La maggior parte degli algoritmi che consigliano i contenuti, utilizzano le stesse regole per funzionare, i dati corrispondenti per “alimentare”:
- una o più metriche di coinvolgimento (mi piace, commenti, numero di condivisioni)
- la velocità (cioè la velocità con cui il contenuto coinvolge chi lo ha visto)
- metriche site specific (visualizzazione nel caso di un sito web di video come YouTube, pagamento di una somma di denaro per sostenere un progetto nel caso di Kickstarter)
Una volta capito questo, si può manipolare l’algoritmo. Basta inviare informazioni all’algoritmo che interromperanno le prestazioni e porteranno a un risultato positivo nella direzione desiderata. Gli effetti sono garantiti, comunque a breve termine.
Algoritmi di raccomandazione dell’hacking: quali sono le conseguenze?
Le conseguenze possono essere significative, e non solo finanziarie.
Non torneremo all’algoritmo di Google. L’introduzione di questo articolo fornirà una buona panoramica delle conseguenze. Li spiegherò solo sotto forma di grafico qui sotto.
Tripadvisor
L’algoritmo di TripAdvisor funziona in base alle valutazioni dei passeggeri. Hackerare l’algoritmo equivale quindi a moltiplicare il numero di commenti complementari, anche a costo di inventarli. È questo che ha portato TripAdvisor a punire La Mère Poulard, un ristorante apparentemente banale situato in un luogo molto turistico: Mont-Saint-Michel. Il fenomeno delle recensioni false è tale che TripAdvisor ha messo in atto un “bollino rosso” che avverte i visitatori della probabile esistenza di commenti falsi su un determinato profilo. La DGCCRF (il dipartimento per la repressione delle frodi in Francia) stima che il 45% delle recensioni online siano false.
Kickstarter
Vedere la sua campagna di crowdfunding inserita tra le prime 10 più popolari sulla homepage di Kickstarter attira inevitabilmente visitatori e aumenta le possibilità che il suo progetto venga finanziato. Gli hacker si sono quindi specializzati nella manipolazione dell’algoritmo di Kickstarter. Usano gruppi privati per generare un impegno sostanziale in un breve periodo, che consente di avere un’alta velocità, un alto coinvolgimento e di essere rapidamente in cima alle campagne evidenziate. L’unico problema è mantenere quella posizione. Infatti, questo “effetto massa” ha solo un impatto limitato nel tempo, ed è quindi necessario riuscire a mobilitare audience sempre più alte (in particolare spendendo alti budget pubblicitari) per garantire la propria posizione ai vertici della classifica.

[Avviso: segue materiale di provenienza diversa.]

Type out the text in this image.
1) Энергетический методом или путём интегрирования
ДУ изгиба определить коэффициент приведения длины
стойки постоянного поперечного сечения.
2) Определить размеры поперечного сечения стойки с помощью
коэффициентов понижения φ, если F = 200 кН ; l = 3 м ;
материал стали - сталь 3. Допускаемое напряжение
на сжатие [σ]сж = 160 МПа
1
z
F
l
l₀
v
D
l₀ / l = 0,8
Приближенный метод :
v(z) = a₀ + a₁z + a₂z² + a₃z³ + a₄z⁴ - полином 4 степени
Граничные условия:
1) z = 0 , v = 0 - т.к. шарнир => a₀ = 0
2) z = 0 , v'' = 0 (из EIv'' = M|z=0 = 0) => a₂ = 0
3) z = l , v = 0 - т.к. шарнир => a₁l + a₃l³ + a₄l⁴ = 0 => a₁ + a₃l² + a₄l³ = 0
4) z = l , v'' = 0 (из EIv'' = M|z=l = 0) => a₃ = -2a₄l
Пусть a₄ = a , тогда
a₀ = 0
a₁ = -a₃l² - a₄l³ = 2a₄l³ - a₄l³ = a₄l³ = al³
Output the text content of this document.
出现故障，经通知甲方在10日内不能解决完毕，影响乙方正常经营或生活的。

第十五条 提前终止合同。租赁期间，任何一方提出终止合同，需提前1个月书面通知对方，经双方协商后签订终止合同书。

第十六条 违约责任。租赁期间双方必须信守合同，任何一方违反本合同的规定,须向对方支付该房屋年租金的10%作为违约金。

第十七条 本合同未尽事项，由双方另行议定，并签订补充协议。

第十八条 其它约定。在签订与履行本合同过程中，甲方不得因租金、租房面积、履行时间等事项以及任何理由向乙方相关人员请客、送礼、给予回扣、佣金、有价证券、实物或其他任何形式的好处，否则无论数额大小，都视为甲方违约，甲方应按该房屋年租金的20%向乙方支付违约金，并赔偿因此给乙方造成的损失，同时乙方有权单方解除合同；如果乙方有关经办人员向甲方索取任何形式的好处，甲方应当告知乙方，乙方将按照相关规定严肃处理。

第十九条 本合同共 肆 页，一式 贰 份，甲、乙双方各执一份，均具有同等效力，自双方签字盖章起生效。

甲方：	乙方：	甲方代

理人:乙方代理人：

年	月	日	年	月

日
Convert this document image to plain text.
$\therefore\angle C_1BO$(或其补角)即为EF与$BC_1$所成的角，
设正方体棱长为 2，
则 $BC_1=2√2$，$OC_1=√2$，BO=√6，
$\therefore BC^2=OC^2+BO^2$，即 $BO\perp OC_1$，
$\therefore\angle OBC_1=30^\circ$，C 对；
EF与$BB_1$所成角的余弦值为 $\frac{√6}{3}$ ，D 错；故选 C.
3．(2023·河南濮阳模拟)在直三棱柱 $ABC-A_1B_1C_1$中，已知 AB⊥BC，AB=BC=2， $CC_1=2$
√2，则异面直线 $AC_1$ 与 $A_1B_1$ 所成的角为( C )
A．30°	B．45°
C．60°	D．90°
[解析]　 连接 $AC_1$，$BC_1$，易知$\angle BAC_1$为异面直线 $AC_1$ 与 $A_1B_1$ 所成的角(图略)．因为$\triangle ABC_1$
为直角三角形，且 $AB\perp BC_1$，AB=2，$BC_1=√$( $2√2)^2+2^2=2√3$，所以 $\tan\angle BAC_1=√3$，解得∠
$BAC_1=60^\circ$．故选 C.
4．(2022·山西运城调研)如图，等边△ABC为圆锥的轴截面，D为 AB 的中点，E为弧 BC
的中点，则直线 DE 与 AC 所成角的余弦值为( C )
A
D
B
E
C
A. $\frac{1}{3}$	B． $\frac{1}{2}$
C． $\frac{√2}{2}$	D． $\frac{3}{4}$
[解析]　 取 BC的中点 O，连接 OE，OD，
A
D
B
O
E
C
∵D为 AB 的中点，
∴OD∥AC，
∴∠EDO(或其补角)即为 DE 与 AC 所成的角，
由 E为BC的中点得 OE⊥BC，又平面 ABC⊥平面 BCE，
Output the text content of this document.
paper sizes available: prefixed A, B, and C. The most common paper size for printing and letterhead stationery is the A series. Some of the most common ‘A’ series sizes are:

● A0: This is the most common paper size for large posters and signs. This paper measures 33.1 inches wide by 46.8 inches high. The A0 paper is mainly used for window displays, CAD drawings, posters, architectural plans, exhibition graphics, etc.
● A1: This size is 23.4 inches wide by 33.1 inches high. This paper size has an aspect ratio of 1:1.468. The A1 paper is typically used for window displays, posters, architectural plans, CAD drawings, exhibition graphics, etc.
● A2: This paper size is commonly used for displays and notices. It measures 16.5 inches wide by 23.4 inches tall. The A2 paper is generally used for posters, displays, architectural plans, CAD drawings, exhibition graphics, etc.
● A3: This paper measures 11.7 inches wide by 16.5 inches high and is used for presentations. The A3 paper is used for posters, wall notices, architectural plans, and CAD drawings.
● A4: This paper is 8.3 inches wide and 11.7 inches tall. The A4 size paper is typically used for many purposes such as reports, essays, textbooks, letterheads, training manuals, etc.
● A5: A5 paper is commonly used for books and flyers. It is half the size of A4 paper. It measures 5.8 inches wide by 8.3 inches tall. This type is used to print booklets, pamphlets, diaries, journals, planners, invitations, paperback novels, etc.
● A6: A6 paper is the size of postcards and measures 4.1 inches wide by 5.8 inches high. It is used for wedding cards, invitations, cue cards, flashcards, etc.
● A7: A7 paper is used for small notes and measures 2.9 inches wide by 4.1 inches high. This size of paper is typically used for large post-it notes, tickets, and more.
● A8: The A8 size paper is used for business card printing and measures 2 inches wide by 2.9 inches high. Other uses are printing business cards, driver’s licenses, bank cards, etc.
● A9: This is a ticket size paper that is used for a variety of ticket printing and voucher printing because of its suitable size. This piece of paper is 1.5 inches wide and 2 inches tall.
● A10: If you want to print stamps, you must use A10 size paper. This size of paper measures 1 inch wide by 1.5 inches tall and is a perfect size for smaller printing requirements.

Il funzionamento dell’algoritmo di LinkedIn è abbastanza noto. Il funzionamento generale dell’algoritmo è stato spiegato qui da Pete Davis, ma non ha rivelato come “manipolare” l’algoritmo, ovviamente. Sembra che un criterio determinante nella capacità di un post di raggiungere un vasto pubblico sia la sua velocità. Vale a dire che il post in questione deve generare engagement (mi piace, commenti, condivisioni) velocemente. A titolo indicativo, deve essere garantito un massimo di reazioni entro la prima ora successiva alla pubblicazione. Ho intervistato un esperto di LinkedIn, Bruno Fridlansky, per darci i suoi suggerimenti e trucchi per rendere virali i post su LinkedIn.
Le tre regole d’oro per un post popolare su LinkedIn
Affinché un post su LinkedIn raggiunga un pubblico significativo (oltre la tua seconda cerchia), l’algoritmo di LinkedIn deve ricevere i seguenti segnali:
- un massimo di commenti entro la prima ora dalla pubblicazione
- rispondere a ogni commento entro 2 ore
- nessun collegamento ipertestuale nel post
Intervista: i consigli di Bruno Fridlansky per aumentare la viralità dei tuoi post su LinkedIn.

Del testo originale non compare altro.